Mikodez fixed her with a stare. “Zehun-ye,” he said, using the instructor honorific, “we’re looking at high treason and a calendrical disruption that could be as bad as the one after Hellspin Fortress, and you think I’m going to be able to fall asleep?”

Zehun sighed. “Fine. Rest when you can, seriously, and I’ll keep you apprised of any developments. I’m having breakfast sent up so you don’t forget to eat yourself.”

“That was eight years ago,” he protested, “and I get nagged enough by Istradez as it stands. Can’t you let it rest?”

“Shut up and get to work.”

Mikodez grinned at Zehun. “If that’s not motivational, I don’t know what is.” He signed off before Zehun could get in a rejoinder.
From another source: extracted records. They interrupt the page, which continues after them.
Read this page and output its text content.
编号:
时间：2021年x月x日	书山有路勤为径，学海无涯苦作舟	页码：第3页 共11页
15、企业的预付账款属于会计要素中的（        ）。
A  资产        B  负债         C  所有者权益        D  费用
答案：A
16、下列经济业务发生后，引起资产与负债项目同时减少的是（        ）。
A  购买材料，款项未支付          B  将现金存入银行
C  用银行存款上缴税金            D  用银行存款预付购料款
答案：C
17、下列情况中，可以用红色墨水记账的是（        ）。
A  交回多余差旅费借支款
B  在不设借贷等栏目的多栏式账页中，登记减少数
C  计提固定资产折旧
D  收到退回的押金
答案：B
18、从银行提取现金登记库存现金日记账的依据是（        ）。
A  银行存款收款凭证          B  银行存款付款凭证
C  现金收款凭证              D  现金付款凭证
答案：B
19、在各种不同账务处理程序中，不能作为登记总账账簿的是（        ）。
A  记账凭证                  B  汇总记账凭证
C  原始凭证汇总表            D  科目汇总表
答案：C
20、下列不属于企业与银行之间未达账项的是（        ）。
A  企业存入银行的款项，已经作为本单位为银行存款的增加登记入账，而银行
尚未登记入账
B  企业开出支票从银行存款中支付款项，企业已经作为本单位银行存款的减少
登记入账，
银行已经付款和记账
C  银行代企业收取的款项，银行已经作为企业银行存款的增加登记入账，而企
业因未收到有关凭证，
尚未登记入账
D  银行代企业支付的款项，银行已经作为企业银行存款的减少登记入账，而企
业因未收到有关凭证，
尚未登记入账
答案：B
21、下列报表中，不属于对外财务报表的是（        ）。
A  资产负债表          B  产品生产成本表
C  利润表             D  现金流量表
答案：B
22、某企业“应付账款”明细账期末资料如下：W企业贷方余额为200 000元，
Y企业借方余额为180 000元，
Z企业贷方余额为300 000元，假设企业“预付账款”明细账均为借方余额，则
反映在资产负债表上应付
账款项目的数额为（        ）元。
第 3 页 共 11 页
He knew they hated it when he did that, so he saved it for special occasions. You couldn’t get much more special than ‘oh, and by the way, our government and way of life might be ending in fourteen days.’

Breakfast arrived promptly, borne by an unsmiling guard who refused the persimmon candy on the tray when Mikodez offered it to her. On any other day he would have amused himself by wheedling her to take it, but Zehun would find out and yell at him for harassing the staff. Besides, he liked the candies.

He only ended up eating a third of what was on the tray, mostly because Zehun seemed to think he needed a lot more fuel than was the case. The last time he’d suggested that he could give them a vacation so they could spoil their grandchildren (four of them, a fifth on the way), they had retaliated by scrambling his noncritical custom grid interfaces. Served him right. In the dramas people shied from Shuos assassins and saboteurs, but the ones you had to watch out for were the bureaucrats.